Die Patientin beanstandet die Ignoranz ihrer starken Schmerzen durch Ärzte und Pflegepersonal und beklagt das Unterlassen einer klinischen Untersuchung des linken Beins, da diese die in der Rehaklinik sofort aufgefallene Fehlstellung wahrscheinlich aufgedeckt hätte. Weiter bemängelt sie, dass konsiliarisch keine weiteren Ärzte zur Schmerzabklärung hinzugezogen wurden und keine Röntgendiagnostik durchgeführt wurde.
In ihrer Stellungnahme zu diesen Vorwürfen führen die behandelnden Ärzte an, dass eine körperliche Untersuchung am Tag des Sturzes dokumentiert sie, die keine Verletzungszeichen gezeigt habe, Die bei der Mobilisierung einsetzenden verstärkten Schmerzen habe man nicht mehr auf das Sturzereignis vom 1.3. bezogen, da sie erst stark verzögert aufgetreten seien und deshalb auch keine Traumadiagnostik durchgeführt. Außerdem klagten hemiplegische Patienten sowohl wegen des zerebralen Insults als auch wegen der sich häufig ergebenden Fehlbelastung und –haltung sehr häufig über Schmerzen im betroffenen Bein.

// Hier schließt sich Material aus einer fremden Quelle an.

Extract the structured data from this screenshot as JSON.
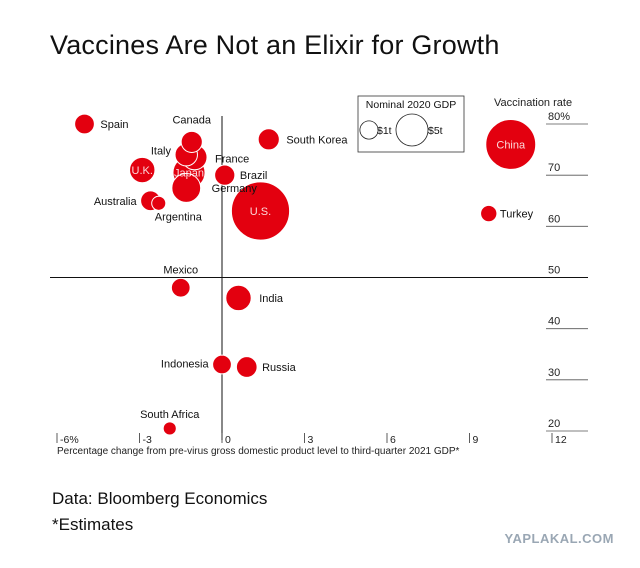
{
  "title": "Vaccines Are Not an Elixir for Growth",
  "source": "Data: Bloomberg Economics",
  "note": "*Estimates",
  "watermark": "YAPLAKAL.COM",
  "colors": {
    "bubble": "#e3000f",
    "bubble_stroke": "#ffffff",
    "axis": "#222222"
  },
  "chart_data": {
    "type": "scatter",
    "title": "Vaccines Are Not an Elixir for Growth",
    "xlabel": "Percentage change from pre-virus gross domestic product level to third-quarter 2021 GDP*",
    "ylabel": "Vaccination rate",
    "xlim": [
      -6.5,
      12
    ],
    "ylim": [
      20,
      82
    ],
    "x_ticks": [
      {
        "value": -6,
        "label": "-6%"
      },
      {
        "value": -3,
        "label": "-3"
      },
      {
        "value": 0,
        "label": "0"
      },
      {
        "value": 3,
        "label": "3"
      },
      {
        "value": 6,
        "label": "6"
      },
      {
        "value": 9,
        "label": "9"
      },
      {
        "value": 12,
        "label": "12"
      }
    ],
    "y_ticks": [
      {
        "value": 80,
        "label": "80%"
      },
      {
        "value": 70,
        "label": "70"
      },
      {
        "value": 60,
        "label": "60"
      },
      {
        "value": 50,
        "label": "50"
      },
      {
        "value": 40,
        "label": "40"
      },
      {
        "value": 30,
        "label": "30"
      },
      {
        "value": 20,
        "label": "20"
      }
    ],
    "size_legend": {
      "title": "Nominal 2020 GDP",
      "items": [
        {
          "label": "$1t",
          "gdp": 1
        },
        {
          "label": "$5t",
          "gdp": 5
        }
      ]
    },
    "points": [
      {
        "name": "Spain",
        "x": -5.0,
        "y": 80,
        "gdp": 1.3
      },
      {
        "name": "Canada",
        "x": -1.1,
        "y": 76.5,
        "gdp": 1.6
      },
      {
        "name": "Italy",
        "x": -1.3,
        "y": 74,
        "gdp": 1.9
      },
      {
        "name": "France",
        "x": -1.0,
        "y": 73.5,
        "gdp": 2.6
      },
      {
        "name": "South Korea",
        "x": 1.7,
        "y": 77,
        "gdp": 1.6
      },
      {
        "name": "China",
        "x": 10.5,
        "y": 76,
        "gdp": 14.7
      },
      {
        "name": "U.K.",
        "x": -2.9,
        "y": 71,
        "gdp": 2.7
      },
      {
        "name": "Japan",
        "x": -1.2,
        "y": 70.5,
        "gdp": 5.0
      },
      {
        "name": "Brazil",
        "x": 0.1,
        "y": 70,
        "gdp": 1.4
      },
      {
        "name": "Germany",
        "x": -1.3,
        "y": 67.5,
        "gdp": 3.8
      },
      {
        "name": "Australia",
        "x": -2.6,
        "y": 65,
        "gdp": 1.3
      },
      {
        "name": "Argentina",
        "x": -2.3,
        "y": 64.5,
        "gdp": 0.4
      },
      {
        "name": "U.S.",
        "x": 1.4,
        "y": 63,
        "gdp": 20.9
      },
      {
        "name": "Turkey",
        "x": 9.7,
        "y": 62.5,
        "gdp": 0.7
      },
      {
        "name": "Mexico",
        "x": -1.5,
        "y": 48,
        "gdp": 1.1
      },
      {
        "name": "India",
        "x": 0.6,
        "y": 46,
        "gdp": 2.7
      },
      {
        "name": "Indonesia",
        "x": 0.0,
        "y": 33,
        "gdp": 1.1
      },
      {
        "name": "Russia",
        "x": 0.9,
        "y": 32.5,
        "gdp": 1.5
      },
      {
        "name": "South Africa",
        "x": -1.9,
        "y": 20.5,
        "gdp": 0.3
      }
    ]
  }
}
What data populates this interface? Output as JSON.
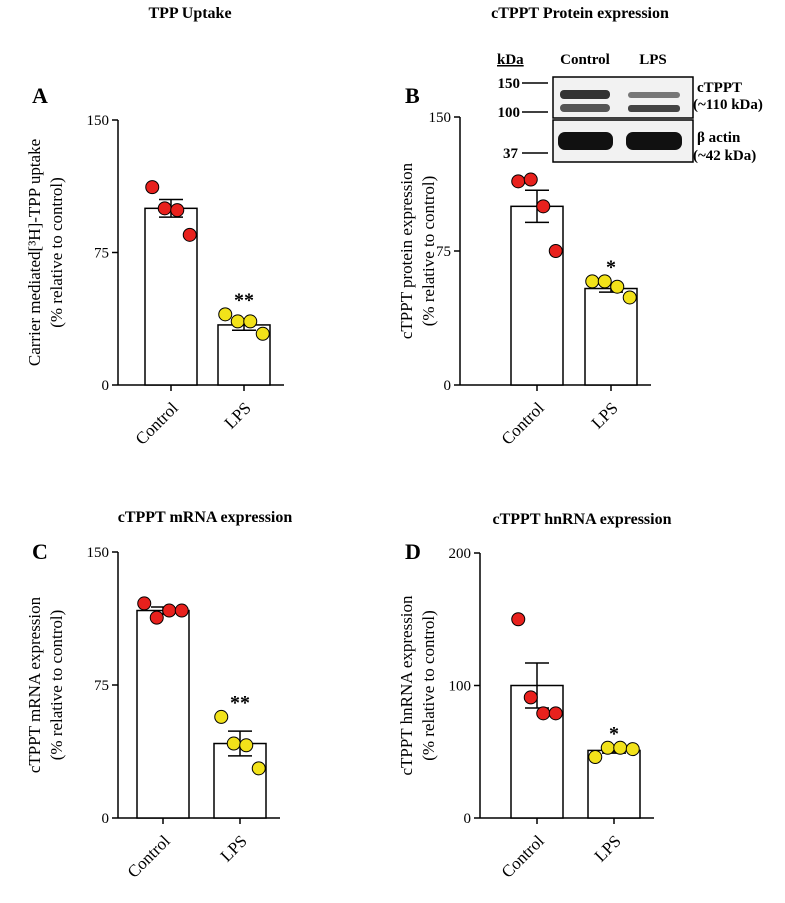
{
  "chart_data": [
    {
      "type": "bar",
      "panel": "A",
      "title": "TPP Uptake",
      "ylabel": [
        "Carrier mediated[³H]-TPP uptake",
        "(% relative to control)"
      ],
      "categories": [
        "Control",
        "LPS"
      ],
      "values": [
        100,
        34
      ],
      "errors": [
        5,
        3
      ],
      "points": [
        [
          112,
          100,
          99,
          85
        ],
        [
          40,
          36,
          36,
          29
        ]
      ],
      "point_colors": [
        "#e8211d",
        "#f2e21a"
      ],
      "annotations": [
        null,
        "**"
      ],
      "ylim": [
        0,
        150
      ],
      "yticks": [
        0,
        75,
        150
      ]
    },
    {
      "type": "bar",
      "panel": "B",
      "title": "cTPPT Protein expression",
      "ylabel": [
        "cTPPT protein expression",
        "(% relative to control)"
      ],
      "categories": [
        "Control",
        "LPS"
      ],
      "values": [
        100,
        54
      ],
      "errors": [
        9,
        2
      ],
      "points": [
        [
          114,
          115,
          100,
          75
        ],
        [
          58,
          58,
          55,
          49
        ]
      ],
      "point_colors": [
        "#e8211d",
        "#f2e21a"
      ],
      "annotations": [
        null,
        "*"
      ],
      "ylim": [
        0,
        150
      ],
      "yticks": [
        0,
        75,
        150
      ],
      "inset": {
        "kda": "kDa",
        "lanes": [
          "Control",
          "LPS"
        ],
        "markers": [
          "150",
          "100",
          "37"
        ],
        "bands": [
          "cTPPT",
          "(~110 kDa)",
          "β actin",
          "(~42 kDa)"
        ]
      }
    },
    {
      "type": "bar",
      "panel": "C",
      "title": "cTPPT mRNA expression",
      "ylabel": [
        "cTPPT mRNA expression",
        "(% relative to control)"
      ],
      "categories": [
        "Control",
        "LPS"
      ],
      "values": [
        117,
        42
      ],
      "errors": [
        2,
        7
      ],
      "points": [
        [
          121,
          113,
          117,
          117
        ],
        [
          57,
          42,
          41,
          28
        ]
      ],
      "point_colors": [
        "#e8211d",
        "#f2e21a"
      ],
      "annotations": [
        null,
        "**"
      ],
      "ylim": [
        0,
        150
      ],
      "yticks": [
        0,
        75,
        150
      ]
    },
    {
      "type": "bar",
      "panel": "D",
      "title": "cTPPT hnRNA expression",
      "ylabel": [
        "cTPPT hnRNA expression",
        "(% relative to control)"
      ],
      "categories": [
        "Control",
        "LPS"
      ],
      "values": [
        100,
        51
      ],
      "errors": [
        17,
        2
      ],
      "points": [
        [
          150,
          91,
          79,
          79
        ],
        [
          46,
          53,
          53,
          52
        ]
      ],
      "point_colors": [
        "#e8211d",
        "#f2e21a"
      ],
      "annotations": [
        null,
        "*"
      ],
      "ylim": [
        0,
        200
      ],
      "yticks": [
        0,
        100,
        200
      ]
    }
  ]
}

Deswegen, wegen des negativen Untersuchungsbefundes nach dem Sturz und der gleichzeitig vorliegenden und das klinische Bild beherrschenden Beinvenenthrombose sei die Fehldiagnose wahrscheinlich kaum vermeidbar gewesen.
Das Gutachten
Therapie des Hirninfarktes und der Unterschenkelthrombose mit Lungenembolie entsprechen voll den ärztlichen Regeln. Der Sturz im Bad ist dokumentiert, darüber hinaus aber nur der Vermerk „keine Verletzungen“ ohne genauere Befunderhebung. Die bei der wegen Thrombose und Embolie immobilisierten Patientin aufgetretenen Schmerzen durften nach Meinung des Gutachters zunächst auf die Thrombose zurückgeführt werden, zu diesem Zeitpunkt sei noch nicht zwingend an eine andere Ursache zu denken gewesen. Als die Schmerzen aber Mitte März unter zunehmender Mobilisation zugenommen hätten, wie auch dem Verlauf in der Krankenakte zu entnehmen sei, hätte bei der Vorgeschichte mit einem Sturz auch eine andere Ursache der Schmerzen bedacht werden müssen. Er kommt zusammenfassend zu dem Schluß, dass die verzögerte Diagnostik den Ärzten der Neurologischen Klinik als Versäumnis anzulasten sei. Die Schenkelhalsfraktur hätte bei sorgfältigem Vorgehen bereits am 1.3. nach dem Sturz diagnostiziert werden können, spätestens aber Mitte März, als eine andere plausible Ursache für die heftigem Schmerzen nicht mehr erkennbar gewesen sei. Die umgehende Diagnose nach der Verlegung in die geriatrische Klinik zeige, dass die Diagnose durch einfach diagnostische Maßnahmen vorher hätte gestellt werden können. Fehlerbedingt hätte die Patientin bis zur Versorgung der Fraktur am 7.4. Schmerzen erleiden müssen, die ihr hätten erspart werden können. Die erforderliche geriatrische Therapie habe fehlerbedingt erst am 28.4. d.h. nach operativer Implantation einer Endoprothese, beginnen können, somit sei auch die Verlängerung des Krankenhausaufenthaltes von 6 Wochen dem Fehler zuzurechnen.
Die Schlichtungsstelle folgte dem sehr schlüssigen Gutachten in vollem Umfang und empfahl eine außergerichtliche Schadensregulierung.